Multi-GPU System, multiple contexts or command queues?

I’ve been working with OpenCL for the past year now, and I’m about to start my first multi-GPU design. I’m going to have some data that will be split up among 9 GPUs. I’m trying to decide if the easiest way to do this is by having 1 context with 9 command queues (1 for each GPU) or have 1 context for each GPU. All of the input data for each GPU will be unique to that GPU, with exception to a few constants. If anyone has any thoughts, I would love to hear them.

Just following up my own post in case anyone else is searching for this information. I found this thread which sums it up pretty well (in my opinion). Would still be interested in hearing other views on this topic.

http://forums.nvidia.com/index.php?showtopic=176628

I’m trying to decide if the easiest way to do this is by having 1 context with 9 command queues (1 for each GPU) or have 1 context for each GPU.

If you have a single context with multiple command queues, you can make commands in one queue depend on commands in another queue. In other words, it allows you to synchronize between devices.

Synchronization between two or more contexts is not possible.

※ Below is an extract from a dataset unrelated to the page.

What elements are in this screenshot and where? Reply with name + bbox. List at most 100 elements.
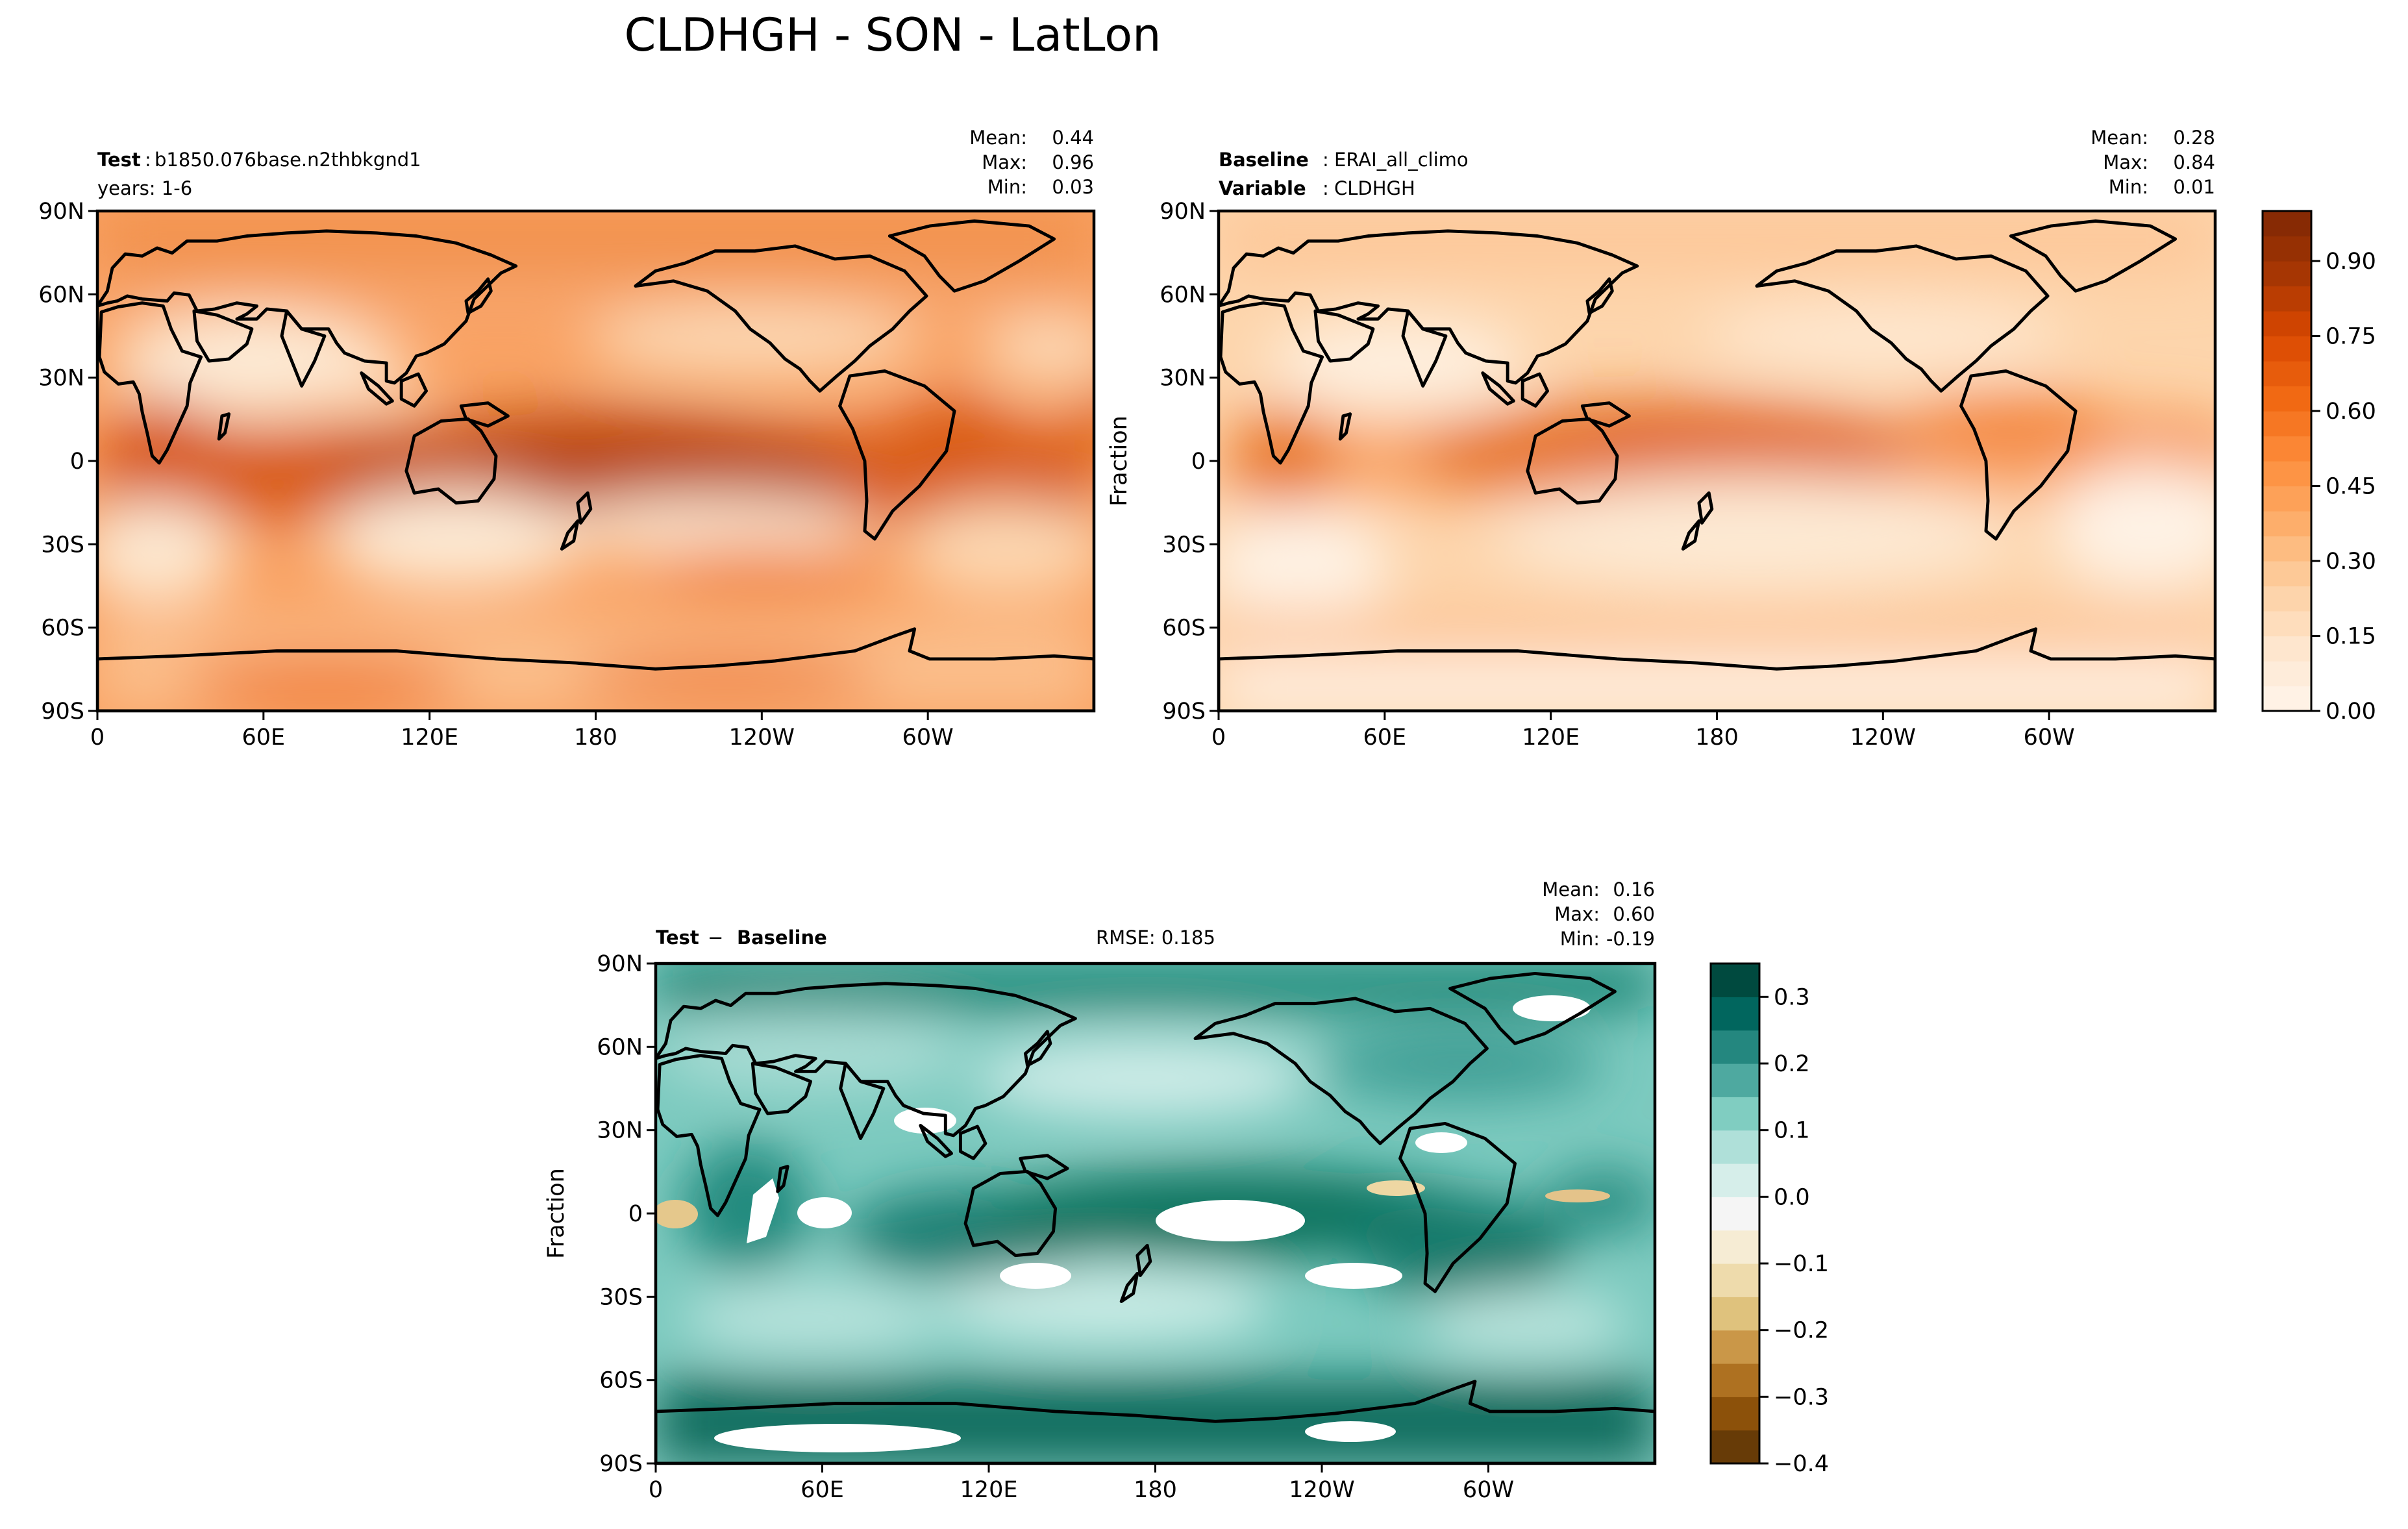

I am very surprised at the results from the thread you linked. If the data is true and I’m understanding it correctly, it looks like there’s no concurrency between the two devices, which is very odd. There are several possible reasons for that, including the application introducing incorrect dependencies between commands.

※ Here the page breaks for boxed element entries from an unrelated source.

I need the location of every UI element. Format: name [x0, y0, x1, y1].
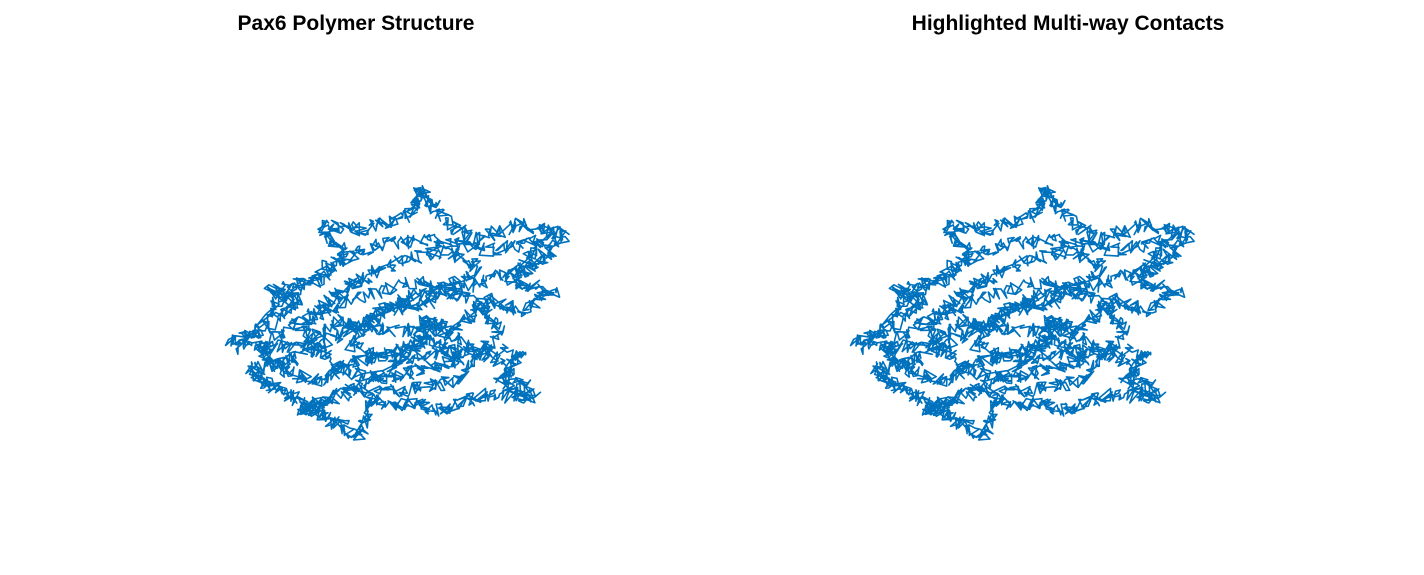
multiway-contacts-panel: Highlighted Multi-way Contacts: [712, 0, 1424, 575]
polymer-structure-panel: Pax6 Polymer Structure: [224, 12, 570, 441]
polymer-chain-highlighted: [849, 185, 1195, 441]
polymer-structure-plot: [224, 185, 570, 441]
polymer-structure-title: Pax6 Polymer Structure: [237, 12, 475, 35]
multiway-contacts-plot: [849, 185, 1195, 441]
polymer-chain: [224, 185, 570, 441]
multiway-contacts-title: Highlighted Multi-way Contacts: [911, 12, 1225, 35]
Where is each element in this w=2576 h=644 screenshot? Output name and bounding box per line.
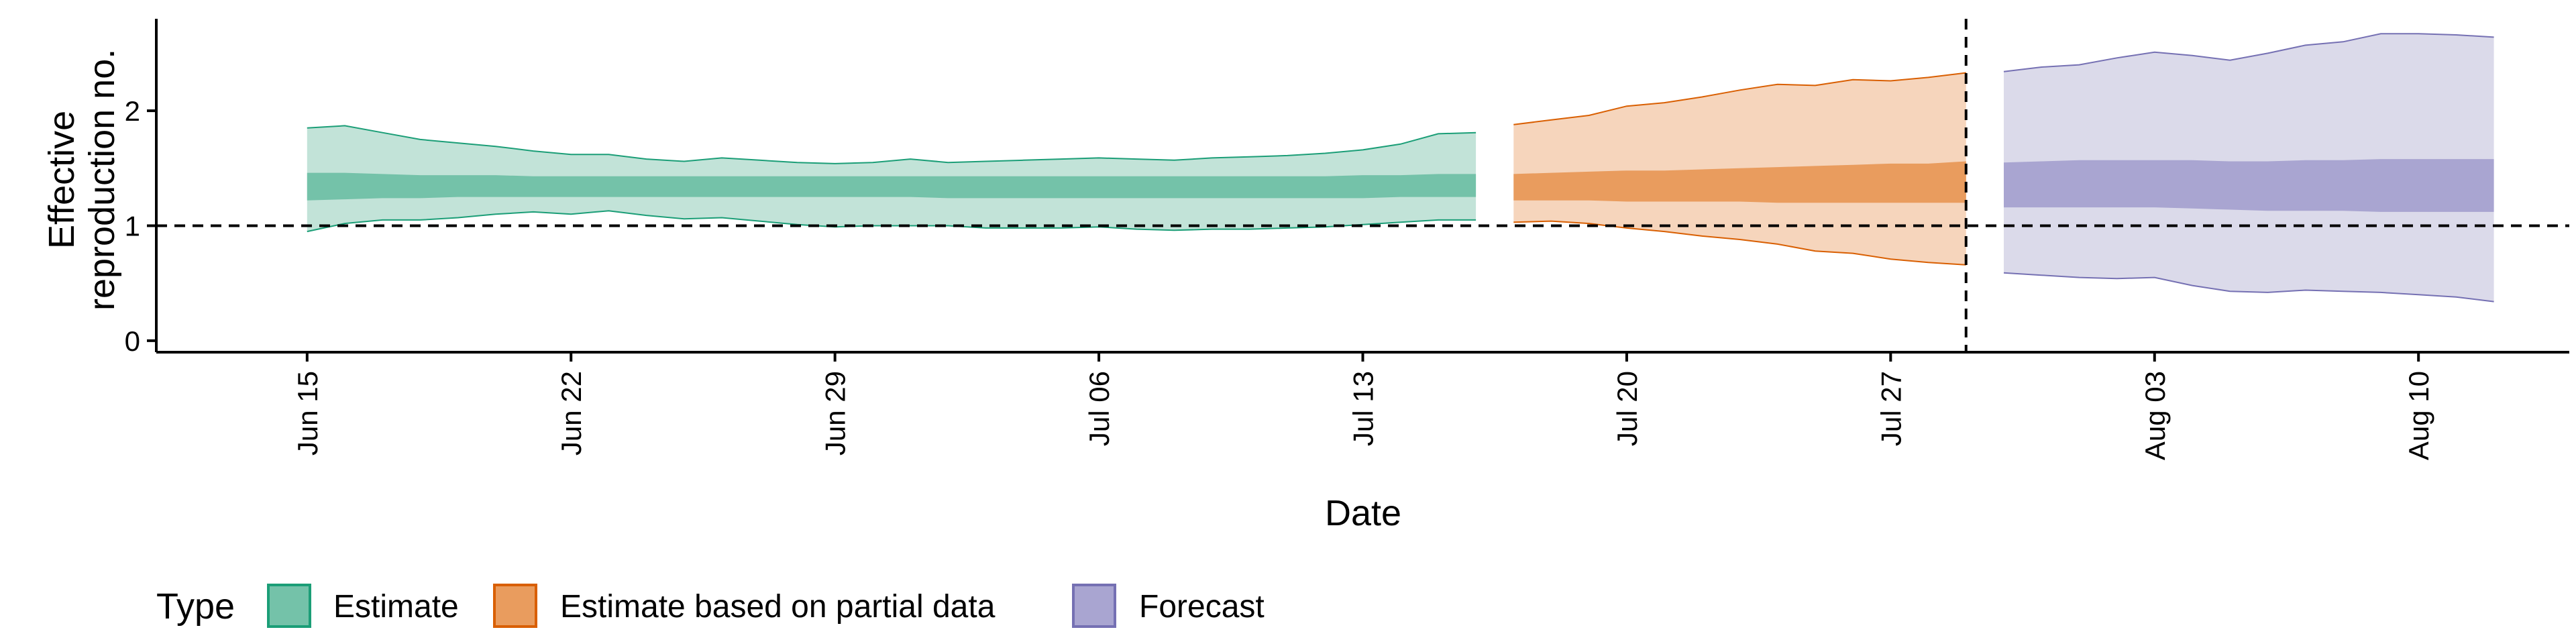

I too would expect that a single context with multiple devices would be preferable. In addition to being able to synchronize between them, they could also then share buffers. My wild-assed guess about the test result in the linked thread is that the author perhaps has a buffer that is inadvertently being shared between devices and thereby is being implicitly synchronized. I would be seriously disappointed in the nVidia implementation if it was incapable of having multiple devices operating concurrently!